TREN.BISNISMARKET.COM - Kepolisian Daerah (Polda) Metro Jaya mengindikasikan adanya potensi pelaksanaan ekshumasi terhadap jenazah seorang pria bernama Sutrimo, yang ditemukan oleh warga pada Kamis, 23 Juli 2026.

Penemuan jenazah ini kemudian memicu isu yang menyebutkan bahwa almarhum diduga merupakan salah satu pekerja yang bertugas di kediaman Febrie Adriansyah, mantan Jaksa Agung Muda Bidang Tindak Pidana Khusus.

Terkait hal ini, Kepala Bidang Humas Polda Metro Jaya, Komisaris Besar Budi Hermanto, menjelaskan bahwa ekshumasi merupakan salah satu metode yang lazim digunakan untuk mengidentifikasi secara pasti penyebab kematian seseorang.

"Ekshumasi itu dilakukan nanti apabila untuk menentukan, kita mencari tahu akibat kematian seseorang.
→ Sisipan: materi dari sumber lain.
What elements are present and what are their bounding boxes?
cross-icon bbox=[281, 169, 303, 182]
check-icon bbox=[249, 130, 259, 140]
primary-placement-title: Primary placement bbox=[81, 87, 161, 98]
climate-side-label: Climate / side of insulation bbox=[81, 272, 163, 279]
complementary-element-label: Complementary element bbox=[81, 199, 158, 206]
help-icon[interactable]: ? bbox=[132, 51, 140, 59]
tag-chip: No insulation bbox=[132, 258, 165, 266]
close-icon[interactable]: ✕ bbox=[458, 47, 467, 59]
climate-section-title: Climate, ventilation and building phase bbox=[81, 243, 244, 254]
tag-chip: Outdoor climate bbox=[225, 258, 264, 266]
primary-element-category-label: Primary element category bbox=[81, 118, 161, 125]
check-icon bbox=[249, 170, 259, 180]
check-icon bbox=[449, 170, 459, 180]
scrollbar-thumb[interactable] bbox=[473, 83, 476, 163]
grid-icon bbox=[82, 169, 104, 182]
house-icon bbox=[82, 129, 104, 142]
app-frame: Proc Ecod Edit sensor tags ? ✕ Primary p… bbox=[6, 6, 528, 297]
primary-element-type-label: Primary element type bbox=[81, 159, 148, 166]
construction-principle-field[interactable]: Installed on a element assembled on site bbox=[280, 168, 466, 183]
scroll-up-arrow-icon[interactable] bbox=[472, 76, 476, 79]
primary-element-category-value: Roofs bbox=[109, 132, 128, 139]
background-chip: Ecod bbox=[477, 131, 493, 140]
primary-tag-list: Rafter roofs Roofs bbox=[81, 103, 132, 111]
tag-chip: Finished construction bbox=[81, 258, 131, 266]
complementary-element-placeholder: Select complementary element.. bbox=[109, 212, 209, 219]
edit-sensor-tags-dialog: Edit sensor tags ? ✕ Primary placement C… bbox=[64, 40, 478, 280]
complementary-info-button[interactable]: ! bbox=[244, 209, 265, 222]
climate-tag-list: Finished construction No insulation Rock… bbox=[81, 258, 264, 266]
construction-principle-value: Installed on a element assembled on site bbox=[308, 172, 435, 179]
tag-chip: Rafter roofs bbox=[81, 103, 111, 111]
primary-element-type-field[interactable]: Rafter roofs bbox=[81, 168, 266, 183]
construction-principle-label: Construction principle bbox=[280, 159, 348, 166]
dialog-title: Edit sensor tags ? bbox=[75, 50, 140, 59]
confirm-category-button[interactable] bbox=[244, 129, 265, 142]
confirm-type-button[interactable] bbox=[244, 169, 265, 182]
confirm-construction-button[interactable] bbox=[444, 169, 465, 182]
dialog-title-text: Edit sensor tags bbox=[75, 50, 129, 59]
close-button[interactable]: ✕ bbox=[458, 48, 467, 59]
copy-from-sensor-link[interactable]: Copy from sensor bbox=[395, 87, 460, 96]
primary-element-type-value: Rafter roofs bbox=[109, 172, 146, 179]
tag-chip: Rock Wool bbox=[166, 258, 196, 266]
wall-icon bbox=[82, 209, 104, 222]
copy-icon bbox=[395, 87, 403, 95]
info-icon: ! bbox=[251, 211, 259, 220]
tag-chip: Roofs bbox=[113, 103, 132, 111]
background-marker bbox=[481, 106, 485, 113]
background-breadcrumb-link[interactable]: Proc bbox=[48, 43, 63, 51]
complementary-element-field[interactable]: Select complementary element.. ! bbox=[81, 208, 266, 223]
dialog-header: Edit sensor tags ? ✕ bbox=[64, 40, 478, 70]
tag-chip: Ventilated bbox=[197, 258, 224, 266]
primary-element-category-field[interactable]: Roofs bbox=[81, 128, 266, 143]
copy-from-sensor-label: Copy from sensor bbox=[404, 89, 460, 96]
Ini kan ada tahapan-tahapan," ujar Budi Hermanto.

Meskipun demikian, Budi Hermanto menambahkan bahwa terdapat serangkaian tahapan prosedural yang harus dilalui sebelum ekshumasi dapat dilaksanakan.

"Tahapan selanjutnya nanti kami akan update kepada teman-teman," tegas Budi Hermanto kepada awak media.

Ketentuan mengenai pelaksanaan ekshumasi sendiri telah diatur secara spesifik dalam Pasal 51 Undang-Undang Nomor 20 Tahun 2025 tentang Kitab Undang-Undang Hukum Acara Pidana.

Peraturan tersebut mensyaratkan dua ketentuan utama apabila penyidik memerlukan penggalian mayat untuk kepentingan peradilan. Pertama, adanya permintaan keterangan ahli secara tertulis yang secara tegas menyebutkan tujuan pemeriksaan luka, keracunan, mayat, dan/atau bedah mayat.

Kedua, penyidik wajib memberitahukan terlebih dahulu mengenai rencana pembedahan mayat tersebut kepada pihak keluarga korban.